Anmerkung: Siehe hierzu BVerwG, 8 C 14/12 v. 16.5.2013, Abs. 21 = BVerwGE 146, 303 Abs. 21; BVerwG, 3 C 6/12 v. 21.3.2013, Abs. 13 = NVwZ 2013, 1550 Abs. 13; BVerwG, 6 C 1.13 v. 26.2.2014, Abs. 10 = NVwZ 2014, 883 Abs. 10; BVerwG, 6 B 133/18 v. 14.12.2018, Abs. 12 = NVwZ 2019, 649 Abs. 12; BVerwG, 6 B 58/18 v. 4.12.2018, Abs. 10 = NVwZ-RR 2019, 443 Abs. 10; BVerwG, 8 C 3/19 v. 12.12.2019, Abs. 15 f. = BVerwGE 167, 189 Abs. 15 f.; BVerwG, 6 B 22/22 v. 23.11.2022, Abs. 13 = NVwZ-RR 2023, 342 Abs. 13. Das BVerwG (BVerwG, 9 B 52/18 v. 17.12.2019, Abs. 15 = NVwZ-RR 2020, 331 Abs. 15) betont hierzu ergänzend noch Folgendes: "[Die Fortsetzungsfeststellungsklage wegen Wiederholungsgefahr] soll den Betroffenen davor schützen, in Zukunft nochmals der geltend gemachten Rechtsverletzung ausgesetzt zu werden. Unter dem Aspekt der Prozessökonomie sollen zudem die Gerichte von zukünftigen Verfahren zu denselben Rechtsfragen entlastet werden und dem Betroffenen die "Früchte" der bisherigen Prozessführung erhalten bleiben. Hat sich die Wiederholungsgefahr bereits in einem nachfolgenden Verwaltungsakt realisiert, kann eine erneute Rechtsbeeinträchtigung insoweit nicht mehr verhindert werden. Daher entfällt das Fortsetzungsfeststellungsinteresse wegen Wiederholungsgefahr (im engeren Sinne) und der Betroffene ist auf die Rechtsschutzmöglichkeit der Anfechtung des neuen Verwaltungsakts zu verweisen."

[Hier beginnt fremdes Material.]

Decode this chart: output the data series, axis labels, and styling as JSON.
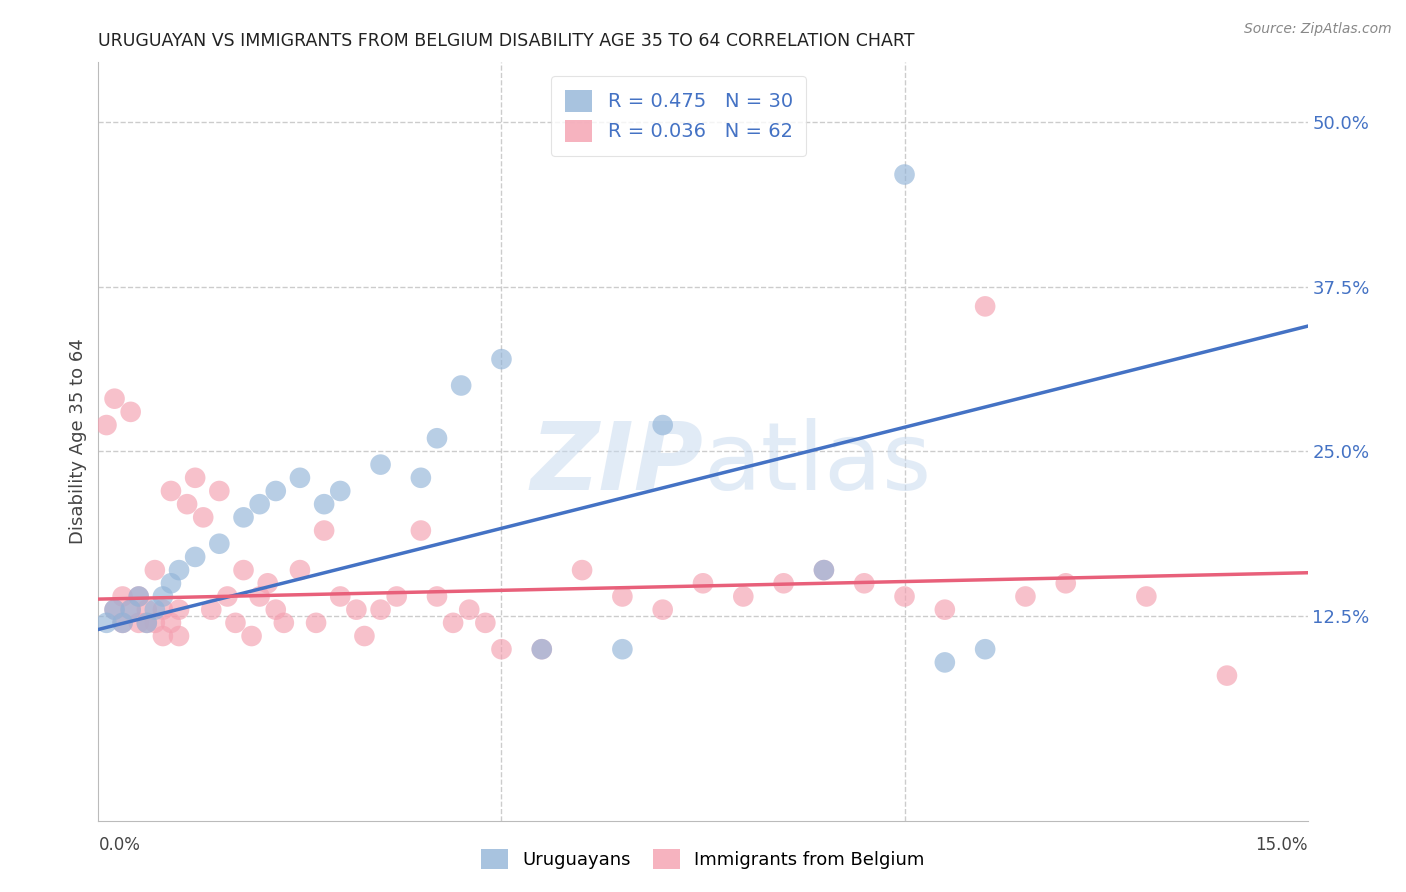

Damit setzt das Merkmal der Wiederholungsgefahr setzt im Hinblick auf Versammlungsbeschränkungen zum einen die Möglichkeit einer erneuten Versammlung durch den Betroffenen voraus, die ihrer Art nach zu den gleichen Rechtsproblemen und damit der gleichen Beurteilung ihrer Rechtmäßigkeit führen könnte. Zum anderen ist erforderlich, dass die Behörde voraussichtlich auch zukünftig an ihrer Rechtsauffassung festhalten wird.

Anmerkung: Siehe hierzu BVerwG, 6 C 1.13 v. 26.2.2014, Abs. 10 = NVwZ 2014, 883 Abs. 10.

Eine solche Wiederholungsgefahr ist hier gegeben, da Dr. Lautstark bei nächster Gelegenheit eine Demonstration entsprechend seinem ursprünglichen Vorhaben durchführen will und damit zu rechnen ist, dass der Landrat Dr. Lautstark wiederum verbieten wird, die Abschlusskundgebung vor dem Haus des Richters Ballmann durchzuführen.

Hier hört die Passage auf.